Capture moonshots/pipe-dreams (own model, memory-as-native-vectors, prompt compression, RTO/cfr-core tooling) so they don't derail current work but aren't lost. The discipline: park what's "in the way of the point," ship the working thing, revisit when it becomes the point. Co-Authored-By: Claude Opus 4.8 (1M context) <noreply@anthropic.com>
2.9 KiB
Parked Ideas — Lyra
Moonshots, pipe dreams, and "doesn't exist yet" ideas. Captured here so they don't derail current work — and so they're never lost.
The rule: when an idea shows up mid-snag, ask "is this the point, or in the way of the point?" If it's the point, we build it. If it's in the way, we park it here, use the boring existing tool for now, and come back when it's the point.
Honesty policy: for each idea, note whether it doesn't exist because it's hard/uneconomical (someone tried) or because nobody's bothered (a real gap). Pick battles accordingly.
Status: 🌙 moonshot (needs big prerequisites) · 🔬 research · 🛠️ buildable-soon
🌙 Build / fine-tune our own model
Full control of persona and character, no RLHF "helpful assistant" tics baked in (the thing mini/qwen-14b kept fighting us on). A model that is Lyra rather than one we prompt into being her.
- Why parked: needs a working system first to know what we're actually optimizing for; training/fine-tuning infra; data (we now have 18 months of real conversations — a genuine asset for this).
- Unblocks when: the working system has taught us its real limits, and we have a clear target for what the model must do better than off-the-shelf.

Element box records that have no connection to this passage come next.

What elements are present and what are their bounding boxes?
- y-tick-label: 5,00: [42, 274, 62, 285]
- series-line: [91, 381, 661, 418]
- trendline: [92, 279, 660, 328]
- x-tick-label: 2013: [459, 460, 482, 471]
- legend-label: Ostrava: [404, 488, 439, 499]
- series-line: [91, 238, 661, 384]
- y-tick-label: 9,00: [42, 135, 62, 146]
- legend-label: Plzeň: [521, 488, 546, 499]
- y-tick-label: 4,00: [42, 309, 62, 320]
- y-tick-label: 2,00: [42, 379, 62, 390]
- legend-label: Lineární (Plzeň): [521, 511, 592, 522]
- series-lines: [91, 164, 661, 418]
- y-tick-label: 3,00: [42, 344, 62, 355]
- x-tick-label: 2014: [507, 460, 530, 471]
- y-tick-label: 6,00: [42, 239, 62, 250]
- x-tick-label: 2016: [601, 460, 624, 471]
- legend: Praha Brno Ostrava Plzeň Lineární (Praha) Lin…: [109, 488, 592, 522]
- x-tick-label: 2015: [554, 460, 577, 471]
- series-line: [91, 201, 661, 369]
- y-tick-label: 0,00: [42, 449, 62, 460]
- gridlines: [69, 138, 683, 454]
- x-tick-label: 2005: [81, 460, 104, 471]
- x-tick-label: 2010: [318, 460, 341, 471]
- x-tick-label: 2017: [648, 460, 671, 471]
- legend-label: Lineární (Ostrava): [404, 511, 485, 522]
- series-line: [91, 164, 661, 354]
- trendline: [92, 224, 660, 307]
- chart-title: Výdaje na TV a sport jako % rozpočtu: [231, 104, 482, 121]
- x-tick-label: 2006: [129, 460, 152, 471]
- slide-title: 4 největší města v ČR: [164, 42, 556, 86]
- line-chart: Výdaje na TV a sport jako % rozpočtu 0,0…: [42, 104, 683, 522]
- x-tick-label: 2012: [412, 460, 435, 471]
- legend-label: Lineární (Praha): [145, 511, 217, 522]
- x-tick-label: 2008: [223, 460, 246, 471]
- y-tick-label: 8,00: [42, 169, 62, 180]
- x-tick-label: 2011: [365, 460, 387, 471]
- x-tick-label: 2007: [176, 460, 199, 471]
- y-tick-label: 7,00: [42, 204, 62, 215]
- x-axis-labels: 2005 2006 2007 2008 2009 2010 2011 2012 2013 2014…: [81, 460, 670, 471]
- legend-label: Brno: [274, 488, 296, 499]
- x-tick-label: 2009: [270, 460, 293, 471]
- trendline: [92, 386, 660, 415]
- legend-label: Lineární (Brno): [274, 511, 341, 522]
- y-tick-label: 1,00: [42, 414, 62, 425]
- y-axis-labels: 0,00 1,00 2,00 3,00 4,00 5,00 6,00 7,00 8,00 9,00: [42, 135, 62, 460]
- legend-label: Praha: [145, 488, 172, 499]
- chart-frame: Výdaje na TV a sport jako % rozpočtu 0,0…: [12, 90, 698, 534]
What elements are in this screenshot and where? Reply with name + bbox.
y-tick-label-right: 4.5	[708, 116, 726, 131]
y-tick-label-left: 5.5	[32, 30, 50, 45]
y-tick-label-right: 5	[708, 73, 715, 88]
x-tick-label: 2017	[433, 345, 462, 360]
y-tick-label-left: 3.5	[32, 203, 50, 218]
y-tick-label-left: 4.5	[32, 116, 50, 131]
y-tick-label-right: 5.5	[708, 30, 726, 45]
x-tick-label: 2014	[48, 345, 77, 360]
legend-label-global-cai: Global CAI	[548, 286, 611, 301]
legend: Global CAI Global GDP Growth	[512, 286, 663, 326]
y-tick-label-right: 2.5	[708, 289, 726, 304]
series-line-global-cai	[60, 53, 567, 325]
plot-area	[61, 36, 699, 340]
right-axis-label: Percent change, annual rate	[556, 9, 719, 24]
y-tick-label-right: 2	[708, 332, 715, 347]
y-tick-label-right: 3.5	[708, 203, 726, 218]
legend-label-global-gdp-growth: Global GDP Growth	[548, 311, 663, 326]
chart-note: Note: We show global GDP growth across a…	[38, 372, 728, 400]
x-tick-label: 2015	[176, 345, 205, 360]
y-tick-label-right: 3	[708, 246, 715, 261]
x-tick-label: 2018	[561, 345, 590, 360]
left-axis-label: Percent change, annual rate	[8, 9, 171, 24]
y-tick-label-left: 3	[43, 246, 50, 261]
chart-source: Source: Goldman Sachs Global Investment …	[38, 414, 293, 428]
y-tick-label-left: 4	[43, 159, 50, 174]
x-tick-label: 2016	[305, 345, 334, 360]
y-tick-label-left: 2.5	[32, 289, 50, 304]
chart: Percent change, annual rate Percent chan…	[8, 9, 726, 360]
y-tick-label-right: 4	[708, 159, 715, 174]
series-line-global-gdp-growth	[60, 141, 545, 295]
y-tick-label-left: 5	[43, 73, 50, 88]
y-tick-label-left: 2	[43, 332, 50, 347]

- Exists? Fine-tuning exists; a model purpose-built as a persistent self with native memory does not. Real gap, not a dead end.
🔬 Memory as native vectors ("everything in numbers behind the scenes")
Instead of re-injecting human-readable text every turn, feed memory to the model as learned vectors it natively consumes (soft prompts / gist tokens / memory-augmented transformer, à la RETRO / Memorizing Transformers).
- Why parked: impossible on API models (they eat tokens, re-embed text with their own layer; our stored vectors are meaningless to them). Requires owning the model internals → depends on the "build our own model" idea above.
- Brain analogy: this is closer to how humans store memory than text is — which is exactly why it's interesting for the emergence goal.
- Exists? Active research, not productized. Real frontier.
🛠️ Prompt compression (LLMLingua-style)
A model that drops low-information tokens to shrink the prompt 2–5× before it hits the LLM. The practical, today-version of "make the context denser."
- Why parked (for now): 15k-char context isn't actually hurting us yet (~1¢/turn on gpt-4o; MI50 prefill is fixed by prompt caching). Revisit if context cost becomes a real problem.
- Exists? Yes, usable. Just adds a dependency + step.
🛠️ Deterministic poker tooling (RTO + cfr-core)
Wire Lyra to Brian's own GTO/solver projects so ICM, equities, and ranges come from real computation, never LLM guesses.
- Why parked: RTO/cfr-core aren't API-ready yet. This is roadmap, not a pipe dream — promote it once those expose endpoints.
Add to this freely. A parked idea isn't a rejected idea — it's a scheduled one.